After looking around at my competitors details and personal websites, I realised that my competition was fierce. So, partly giving myself some credit for coming 5th against these guys, and partly finding stuff to put into my Final Report, I am listing my competitor details.
- Loria INRIA – MAIA
- Bruno Scherrer – Senior researcher, written many publications
- Christophe Thiery – Unknown. Possibly been around for a while
- Amine Boumaza – Engineer Expert.
- The Cobras
- Jeff Johns – Researcher, written several publications
- Colin Barringer –
- Marek Petrik – MS/PhD student
- Eotvos Lorand University (I used a paper (noisy cross entropy) from these two)
- Andras Lorincz – Head Senior Researcher. Over 200 publications. I actually used one of his in my Interim Report.
- Istvan Szita – PhD student.
- Can’t find much. Belgium guy, 20 year old. Likely in the same boat as me.
With some of the larger teams, it’s likely that one of the members were only supervisors and provided ideas and help, but who knows. Anyway, apart from ‘Cryptoxic’, I was up against some tough competitors. There were others as well, but these were the ones who performed better.
From what I’ve gathered, the Cobras and Loria used the same style of strategy as I – using features. I’m assuming many other teams did as well. The Cobras however, tell me that they used ‘a very simple 1-step lookahead with a linear combination of a fixed set of features. The weights for each feature were learned using a policy search algorithm.’
This is interesting because when I trialled out my probabilistic method of play, it took too long to run. Because of the time taken, I elected not to use it (that and it hadn’t been properly tested, so it may have been worse). Perhaps if I had used it, I may have placed better. Only performance comparisons will show this. It’d be a shame if it was a winning entry. I doubt it however.
I think I found Loria’s presentation about their method, although it’s dated at October 2007, which means they must’ve formulated this before the competition started. After talking to Bernhard about their presentation at ICML, I believe I have found their feature list. On slide 26, they show a table that outlines 4 base feature types. Bernhard however, said that they had about 20-25 or so features. The table shows that there are individual features for each column (individual column height) and each adjacent column pair (absolute adjacent column height differences). As well as this is the maximum wall height (max height, I guess) and number of holes. That gives, on a standard Tetris field of 10 columns, 21 features. Bernhard mentioned something about them having to add in a few extra features in the last few weeks because of competition.
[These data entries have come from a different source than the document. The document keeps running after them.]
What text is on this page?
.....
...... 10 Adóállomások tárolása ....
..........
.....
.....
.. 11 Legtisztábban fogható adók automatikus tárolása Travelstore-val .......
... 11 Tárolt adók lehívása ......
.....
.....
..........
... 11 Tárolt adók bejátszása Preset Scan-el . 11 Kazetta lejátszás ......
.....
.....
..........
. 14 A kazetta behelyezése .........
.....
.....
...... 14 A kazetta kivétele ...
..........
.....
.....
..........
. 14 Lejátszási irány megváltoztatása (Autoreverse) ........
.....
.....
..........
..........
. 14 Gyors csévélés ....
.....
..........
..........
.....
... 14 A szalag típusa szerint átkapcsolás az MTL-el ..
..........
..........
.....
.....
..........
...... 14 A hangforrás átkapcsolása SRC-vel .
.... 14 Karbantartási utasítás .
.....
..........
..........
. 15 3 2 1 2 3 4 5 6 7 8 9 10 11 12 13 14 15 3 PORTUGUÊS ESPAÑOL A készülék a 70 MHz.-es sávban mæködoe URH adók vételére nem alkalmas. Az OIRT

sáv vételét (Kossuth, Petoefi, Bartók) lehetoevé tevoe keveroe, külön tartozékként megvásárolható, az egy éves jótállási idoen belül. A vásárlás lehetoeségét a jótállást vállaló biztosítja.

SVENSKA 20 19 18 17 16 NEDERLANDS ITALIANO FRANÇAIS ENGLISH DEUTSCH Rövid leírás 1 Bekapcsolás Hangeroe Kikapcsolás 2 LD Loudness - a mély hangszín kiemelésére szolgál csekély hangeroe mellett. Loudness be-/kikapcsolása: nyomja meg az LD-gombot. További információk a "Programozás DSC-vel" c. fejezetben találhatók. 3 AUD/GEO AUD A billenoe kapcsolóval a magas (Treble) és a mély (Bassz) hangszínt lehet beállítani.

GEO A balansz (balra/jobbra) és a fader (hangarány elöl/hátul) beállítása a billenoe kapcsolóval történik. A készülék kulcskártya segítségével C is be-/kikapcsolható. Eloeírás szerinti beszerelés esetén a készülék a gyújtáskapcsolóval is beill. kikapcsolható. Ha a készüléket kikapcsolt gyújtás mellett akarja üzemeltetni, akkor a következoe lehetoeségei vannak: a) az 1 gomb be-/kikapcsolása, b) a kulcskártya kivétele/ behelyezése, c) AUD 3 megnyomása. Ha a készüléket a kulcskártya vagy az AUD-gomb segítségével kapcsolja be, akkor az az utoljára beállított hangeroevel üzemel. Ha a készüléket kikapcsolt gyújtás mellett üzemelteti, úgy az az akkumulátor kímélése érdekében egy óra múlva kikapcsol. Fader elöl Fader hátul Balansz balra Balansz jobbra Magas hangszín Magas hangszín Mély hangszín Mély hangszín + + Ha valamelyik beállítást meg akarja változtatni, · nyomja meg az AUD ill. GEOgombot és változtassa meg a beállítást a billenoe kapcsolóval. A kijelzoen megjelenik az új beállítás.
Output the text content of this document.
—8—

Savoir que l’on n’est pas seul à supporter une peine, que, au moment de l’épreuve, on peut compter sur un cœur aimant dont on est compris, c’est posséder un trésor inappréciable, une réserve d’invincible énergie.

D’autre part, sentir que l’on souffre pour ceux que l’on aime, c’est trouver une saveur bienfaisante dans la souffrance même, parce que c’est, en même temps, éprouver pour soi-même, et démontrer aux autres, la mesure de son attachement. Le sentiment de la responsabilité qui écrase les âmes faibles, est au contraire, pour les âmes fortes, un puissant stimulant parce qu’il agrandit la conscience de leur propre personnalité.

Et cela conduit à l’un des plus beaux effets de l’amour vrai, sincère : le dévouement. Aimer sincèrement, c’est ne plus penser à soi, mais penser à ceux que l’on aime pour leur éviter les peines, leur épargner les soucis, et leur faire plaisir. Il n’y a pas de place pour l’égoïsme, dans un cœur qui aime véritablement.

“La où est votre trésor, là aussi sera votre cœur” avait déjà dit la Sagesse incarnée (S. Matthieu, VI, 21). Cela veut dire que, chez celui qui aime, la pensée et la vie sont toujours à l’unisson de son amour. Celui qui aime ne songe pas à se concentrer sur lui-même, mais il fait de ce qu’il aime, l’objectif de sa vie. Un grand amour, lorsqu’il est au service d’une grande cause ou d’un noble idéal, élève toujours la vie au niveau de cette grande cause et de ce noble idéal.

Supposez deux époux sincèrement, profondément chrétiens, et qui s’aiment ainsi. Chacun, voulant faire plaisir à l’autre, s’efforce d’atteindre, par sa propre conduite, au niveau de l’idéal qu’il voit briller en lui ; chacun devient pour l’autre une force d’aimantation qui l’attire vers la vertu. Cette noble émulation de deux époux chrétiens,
He also mentioned that they used pre-processing to give an initial boost based on the initial task_spec. So, perhaps a feature set S1 performs well on fields of size x1 by y1 but S2 is used on fields of x2 by y2. More research could go into this to mathematically create feature sets based purely on the field size which are later mutated to accommodate piece distributions and reward exponents.
And another thing the Loria guys did, now I remember it, was to tailor their agent to the restrictions and rules of the competition. Where my agent focused on just playing Tetris well in an infinite game, their agent focused on playing it well in a finite game, and making sacrifices if a piece took too many steps to place. What I mean is, their agent would consider simply placing a piece in a closer location in the middle that wasn’t ideal, but took fewer steps to get to than the ideal piece placement. That way, the agent could place more pieces faster and receive more rewards in the finite number of steps. Also, something was mentioned about suicide if the pile got too high, because there is no penalty for losing, so a fresh slate could be claimed. That rule annoyed me, but those were the rules, and I need to accept them.
Looking at both of my competitors strategies, I might be able to create a better agent that uses both benefits (Individual column features and 1-step lookahead). Firstly though, I need to create a custom GUI interface (optional GUI, I should say for speed) that can run several agents against each other (simultaneously or iteratively. It shouldn’t matter) and output real-time or general results as a graph. The graph could have different scales: overall reward, or reward per step.
Was meant to do some XNA today, but the labs are sealed off to me. I’ll check ’em out again after this post.